C'était le 24 juillet 1987, au Spectrum: le duo français les Rita Mitsouko donnait son premier spectacle à Montréal. Vingt et un ans et trois jours plus tard, le Spectrum n'existe plus et Fred Chichin, guitariste, compositeur et moitié discrète du duo, est mort du cancer il y a huit mois.

Au Métropolis, hier soir, Catherine Ringer, chanteuse débridée, danseuse exceptionnelle et moitié extravertie des Rita, s'est produite seule. Comme une grande. Comme une forte. Comme Catherine Ringer. Un autre spectacle mémorable des Rita Mitsouko a bel et bien eu lieu, malgré la mort.

L'émotion était palpable au début du spectacle - qui était en outre le tout dernier de cette tournée intitulée Catherine Ringer chante les Rita Mitsouko and more, sur la route depuis un an et demi, avec Fred, puis sans Fred. Et comme pratiquement tous les spectacles du groupe présentés à Montréal, c'est le dernier disque lancé - en l'occurrence Variety, cette fois - qui était au coeur du concert.

Coiffée d'un chapeau qui va bientôt «revoler» et d'un imper rayé, Catherine Ringer donne le ton immédiatement: elle chante coup sur coup, avec aplomb, sans faillir, L'ami ennemi, Communiqueur d'amour et surtout Rendez-vous avec moi-même, où elle s'arrache pratiquement les cheveux pour danser comme elle seule est capable de le faire.
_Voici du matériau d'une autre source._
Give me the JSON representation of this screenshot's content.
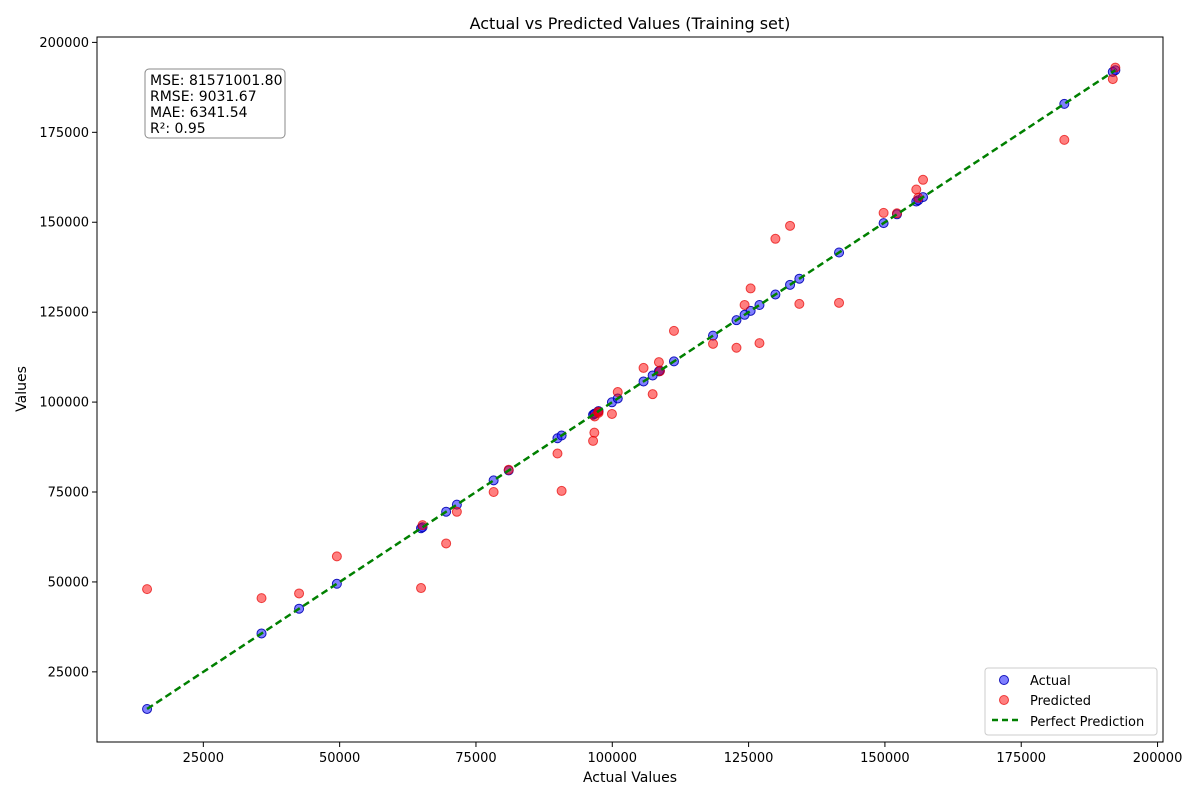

Plus d'un spectateur ne pourra que remarquer à quel point les paroles semblent toutes de circonstance. Ça n'empêche pas la grande Catherine de jouer de l'harmonica, de faire un doigt d'honneur, de se battre avec son manteau comme s'il s'agissait d'un ennemi personnel, bref, de donner un show rock digne de ce nom. Elle rigole en affirmant que les Rita Mitsouko faisaient la première partie de Céline Dion avant d'entonner Live in Las Vegas et, là, bang, jette tout le monde à terre avec C'est comme ça, un des grands succès du groupe. Le Métropolis devient fou, carrément fou... Et ce n'est pas pendant Terminal Beauty, ni la très disco Ding Dang Dong, non plus que pendant sa Berceuse carrément punk (et aux paroles incroyablement cruelles qu'elle chante à «sa petite tumeur»...) que ça va se calmer.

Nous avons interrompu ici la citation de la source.